Unfortunately R31 on the 40V supply is 40K ohms. On each power
supply the pot value the output voltage x 1K, so 20V is 20K, 40V
is 40K, etc. Good luck finding a 40K, 60K or 120K 10-turn
pot anywhere. I bought the closest one I could get, 50K, planning
to add a parallel resistor to bring the resistance down to 40K.
There is a place on the PC board for the parallel resistor.
I ordered and installed a 50K pot and found that the 40V supply
had enough headroom to go to 50V, even at 1A load. I measured the
raw DC and it was nearly 60V at nominal line voltage. Hey, I got
10 extra volts on one channel for free!
Notice the empty slot on the back of the old pot where the third
pin should be. So sad.
When I first operated the supply, the 7-segment LEDs were fine.
But after a while I noticed one segment was dead. I located an HP
substitute, HP
5082-7731 on Ebay and bought 5. It worked OK, but is dimmer than
the original. Lite-On makes the LTS-312AHR which looks like a good substitute.
The original 4 knobs on the LQD look nice, but they are plastic,
and two of them were cracked. The 1-turn pots on the current
ranges are hard to turn. That plus the aging plastic caused the
old knobs to crack. I added some more rugged but mismatched knobs.
I'm on the lookout for 4 matching ~1" knobs. Or not.

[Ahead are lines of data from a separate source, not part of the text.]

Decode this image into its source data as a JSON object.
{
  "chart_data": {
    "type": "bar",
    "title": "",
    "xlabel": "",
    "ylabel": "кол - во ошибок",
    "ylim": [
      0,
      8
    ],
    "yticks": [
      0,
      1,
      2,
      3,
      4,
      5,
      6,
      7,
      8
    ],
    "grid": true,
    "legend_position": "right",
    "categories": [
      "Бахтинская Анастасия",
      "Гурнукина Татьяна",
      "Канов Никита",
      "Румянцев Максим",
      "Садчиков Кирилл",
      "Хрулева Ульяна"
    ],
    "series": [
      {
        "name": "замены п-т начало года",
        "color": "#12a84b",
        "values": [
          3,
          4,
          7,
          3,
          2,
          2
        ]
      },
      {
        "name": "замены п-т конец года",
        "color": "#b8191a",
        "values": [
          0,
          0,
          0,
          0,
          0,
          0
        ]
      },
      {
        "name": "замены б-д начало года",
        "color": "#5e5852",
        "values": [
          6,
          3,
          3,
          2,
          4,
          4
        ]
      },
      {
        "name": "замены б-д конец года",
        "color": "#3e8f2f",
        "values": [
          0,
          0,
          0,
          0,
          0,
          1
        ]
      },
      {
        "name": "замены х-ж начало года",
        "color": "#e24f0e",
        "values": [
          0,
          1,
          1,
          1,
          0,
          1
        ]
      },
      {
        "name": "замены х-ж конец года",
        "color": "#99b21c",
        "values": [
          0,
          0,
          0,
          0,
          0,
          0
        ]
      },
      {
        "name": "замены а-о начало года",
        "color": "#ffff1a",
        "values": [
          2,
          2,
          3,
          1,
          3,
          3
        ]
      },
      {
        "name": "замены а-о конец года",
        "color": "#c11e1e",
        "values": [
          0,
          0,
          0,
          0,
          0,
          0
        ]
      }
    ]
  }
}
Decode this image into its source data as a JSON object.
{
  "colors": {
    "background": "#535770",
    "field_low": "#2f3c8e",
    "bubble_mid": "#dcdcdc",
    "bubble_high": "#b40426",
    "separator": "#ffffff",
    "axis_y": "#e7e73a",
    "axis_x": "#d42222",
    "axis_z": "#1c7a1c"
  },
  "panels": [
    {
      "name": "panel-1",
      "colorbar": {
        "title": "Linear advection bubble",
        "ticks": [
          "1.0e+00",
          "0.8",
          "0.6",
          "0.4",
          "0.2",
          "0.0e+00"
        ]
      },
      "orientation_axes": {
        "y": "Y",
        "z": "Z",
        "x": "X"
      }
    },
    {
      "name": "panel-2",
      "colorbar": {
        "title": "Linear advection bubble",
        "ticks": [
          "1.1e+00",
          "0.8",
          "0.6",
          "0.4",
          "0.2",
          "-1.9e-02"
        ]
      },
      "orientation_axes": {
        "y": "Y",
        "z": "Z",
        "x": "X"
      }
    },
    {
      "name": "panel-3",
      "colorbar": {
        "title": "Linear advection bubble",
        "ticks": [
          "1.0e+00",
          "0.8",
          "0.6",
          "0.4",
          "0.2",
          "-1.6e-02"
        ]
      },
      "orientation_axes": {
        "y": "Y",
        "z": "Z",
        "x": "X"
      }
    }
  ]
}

I also noticed that one of the status LEDs for AMPS on channel 2
was out. I replaced the LED with one I had.
Update 1/10/21
These fixes were originally made in Sept
2019. As of early 2021, this supply has been in use nearly
every day for 2.5 years with no problems.
Sad Ending 11/24
I used this supply most days until November 2024.
It worked perfectly until one day, the left channel died, with no
voltage output. The displays worked. I dug into it and checked all
the main and aux supplies. Checked all the transistors, caps
resistors and diodes. All good, no faults. I checked the
temperatures of all the parts, and sure enough the main regulator,
Lambda LAS3700, FBT-00-128 is running hot, and is outputting no
voltage or current to the pass transistors. It's dead Jim. Since
this 10 pin TO-99 is unobtanium, the power supply can't be fixed
without another IC or by replacing the left board. Choices
are:
- Scrap it and replace with another LQD-421
or 422
- Buy another broken LQD and try to get one
unit working.
- Use one channel. I need 2
- Put my LPD-421A dual 20V 2A supply back
into service.
Until I decide how to deal with the broken
supply, I put the LPD back into service. It works swell I
still like the LQD supply, and prefer it to the Chinese power
supplies out there. I hate to buy another since I'll have to
scrap one of them. I don't have space to keep another piece of
broken equipment.
Buying another LQD means I'll probably have to
fix the display offset, the knobs, and replace all the caps.
To add to the problem, these old phenolic PC
boards are tough to rework without lifting pads and traces.